I subscribe to Rhapsody. I pay $15 per month for unlimited listening from their catalog & offline usage on three portable devices. This makes sense because, especially with my children, musical tastes change. I like a lot of different styles of music and can listen to anything that I want, on a whim, at work, and they can listen to the latest computer aided, marketing driven, talentless pop star of the week, without buying CDs every few weeks! Over the last 7 or so years I've probably spent more on music than I would have otherwise, I feel good that I'm not pirating the music, and everybody wins.
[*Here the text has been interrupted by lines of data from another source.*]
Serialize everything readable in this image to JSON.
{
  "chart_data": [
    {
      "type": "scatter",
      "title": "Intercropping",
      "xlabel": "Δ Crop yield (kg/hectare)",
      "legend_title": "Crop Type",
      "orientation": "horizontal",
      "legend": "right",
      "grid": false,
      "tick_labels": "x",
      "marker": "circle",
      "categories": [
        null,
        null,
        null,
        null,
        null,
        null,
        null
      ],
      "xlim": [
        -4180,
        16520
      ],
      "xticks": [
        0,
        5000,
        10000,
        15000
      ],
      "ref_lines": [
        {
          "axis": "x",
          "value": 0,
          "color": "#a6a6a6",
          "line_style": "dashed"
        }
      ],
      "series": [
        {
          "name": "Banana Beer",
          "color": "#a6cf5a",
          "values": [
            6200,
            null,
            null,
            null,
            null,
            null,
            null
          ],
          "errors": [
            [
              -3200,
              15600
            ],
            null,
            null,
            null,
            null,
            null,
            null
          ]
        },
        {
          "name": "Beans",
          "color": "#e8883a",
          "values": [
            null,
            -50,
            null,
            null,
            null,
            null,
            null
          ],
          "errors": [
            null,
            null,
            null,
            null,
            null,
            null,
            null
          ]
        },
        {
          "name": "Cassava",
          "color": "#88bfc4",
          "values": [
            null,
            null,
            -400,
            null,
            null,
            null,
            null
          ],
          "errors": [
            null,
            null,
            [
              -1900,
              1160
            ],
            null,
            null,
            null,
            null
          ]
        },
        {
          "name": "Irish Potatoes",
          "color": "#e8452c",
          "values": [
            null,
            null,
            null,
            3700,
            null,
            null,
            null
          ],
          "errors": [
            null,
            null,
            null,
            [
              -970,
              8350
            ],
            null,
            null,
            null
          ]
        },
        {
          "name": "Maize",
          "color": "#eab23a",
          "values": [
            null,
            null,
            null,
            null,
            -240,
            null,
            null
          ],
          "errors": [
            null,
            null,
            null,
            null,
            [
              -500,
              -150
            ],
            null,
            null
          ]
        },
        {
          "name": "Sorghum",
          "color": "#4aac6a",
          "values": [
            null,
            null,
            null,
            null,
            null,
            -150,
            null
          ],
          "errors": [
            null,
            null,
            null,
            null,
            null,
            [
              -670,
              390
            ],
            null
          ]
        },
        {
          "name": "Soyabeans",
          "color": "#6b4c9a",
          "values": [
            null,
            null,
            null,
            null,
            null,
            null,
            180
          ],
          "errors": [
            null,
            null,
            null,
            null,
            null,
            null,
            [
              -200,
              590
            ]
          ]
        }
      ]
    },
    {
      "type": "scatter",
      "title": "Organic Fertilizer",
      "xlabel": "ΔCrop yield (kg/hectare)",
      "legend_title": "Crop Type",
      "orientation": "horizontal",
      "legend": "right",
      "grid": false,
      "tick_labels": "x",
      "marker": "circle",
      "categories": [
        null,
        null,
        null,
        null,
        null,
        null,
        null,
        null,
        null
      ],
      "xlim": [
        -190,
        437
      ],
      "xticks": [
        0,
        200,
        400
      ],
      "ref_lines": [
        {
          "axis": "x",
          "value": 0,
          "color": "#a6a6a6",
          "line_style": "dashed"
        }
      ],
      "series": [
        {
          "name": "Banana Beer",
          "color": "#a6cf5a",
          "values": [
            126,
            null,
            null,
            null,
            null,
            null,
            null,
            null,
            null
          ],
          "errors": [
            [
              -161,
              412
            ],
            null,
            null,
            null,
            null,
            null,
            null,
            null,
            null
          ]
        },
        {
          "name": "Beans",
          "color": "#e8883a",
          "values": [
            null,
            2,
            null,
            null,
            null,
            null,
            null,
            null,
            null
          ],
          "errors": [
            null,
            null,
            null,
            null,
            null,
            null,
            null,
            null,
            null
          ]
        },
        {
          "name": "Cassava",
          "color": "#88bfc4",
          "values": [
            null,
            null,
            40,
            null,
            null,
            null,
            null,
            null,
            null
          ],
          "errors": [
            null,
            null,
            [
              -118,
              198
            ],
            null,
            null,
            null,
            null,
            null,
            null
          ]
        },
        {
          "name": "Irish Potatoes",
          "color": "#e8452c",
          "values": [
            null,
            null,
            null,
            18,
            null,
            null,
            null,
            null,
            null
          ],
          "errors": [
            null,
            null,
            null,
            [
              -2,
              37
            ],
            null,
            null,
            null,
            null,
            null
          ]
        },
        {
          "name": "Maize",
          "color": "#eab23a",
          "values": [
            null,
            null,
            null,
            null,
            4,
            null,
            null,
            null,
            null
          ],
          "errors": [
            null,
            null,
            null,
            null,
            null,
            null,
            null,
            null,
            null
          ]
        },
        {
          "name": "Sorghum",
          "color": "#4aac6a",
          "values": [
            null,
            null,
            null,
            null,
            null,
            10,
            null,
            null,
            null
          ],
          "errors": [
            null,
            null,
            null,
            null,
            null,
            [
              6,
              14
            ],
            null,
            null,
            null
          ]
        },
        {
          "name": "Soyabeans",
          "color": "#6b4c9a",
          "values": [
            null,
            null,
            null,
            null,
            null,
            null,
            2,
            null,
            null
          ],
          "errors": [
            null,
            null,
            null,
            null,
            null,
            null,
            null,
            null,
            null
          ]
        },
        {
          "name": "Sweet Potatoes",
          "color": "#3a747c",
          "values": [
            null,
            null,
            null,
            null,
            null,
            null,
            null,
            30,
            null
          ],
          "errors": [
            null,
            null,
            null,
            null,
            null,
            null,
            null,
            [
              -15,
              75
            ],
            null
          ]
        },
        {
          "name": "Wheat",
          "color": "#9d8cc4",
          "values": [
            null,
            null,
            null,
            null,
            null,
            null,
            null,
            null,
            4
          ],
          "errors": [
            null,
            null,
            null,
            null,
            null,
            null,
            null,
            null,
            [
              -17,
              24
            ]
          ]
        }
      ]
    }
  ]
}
I'd gladly pay $15 per month to Amazon to be allowed unlimited online reading of any books in their kindle store & unlimited reading on 3 ebook readers, knowing full well that I don't own the books and they're gone when I stop paying. My daughter reads a book every day or two... at $10 per I'm usually begging her to instead use the library or trade with friends! Yeah, there are some books that she'd still want to buy (Like the HP series), but we'd buy paper copies of those books. It better reflects the reality of ebooks which aren't physical objects and are often read and forgotten.
THIS!

Hey everyone else is doing it. I understand that most people would rather attack "greedy", "idiot" publishers, beat their chest and threaten that they would jump to the nearest piracy site if the publishers don't do as they say, etc, but the plain fact is that the publishers are businessmen who WILL NOT adopt a model that they think threaten their livilihoods, just because some folks on MR think they should.
I think that the publishers and booksellers will most likely offer a cloud subscription model, alongside the present model and I think it might even become the dominant model. People will continue to "purchase" downloadable copies, of course, but only for special books that they want to reread. These may or may not be DRMED, but they will be a small minority of the ebooks read.
I predict that Google or Amazon will do it first, but Apple might surprise everyone.

Last edited by stonetools; 04-01-2011 at 05:48 PM.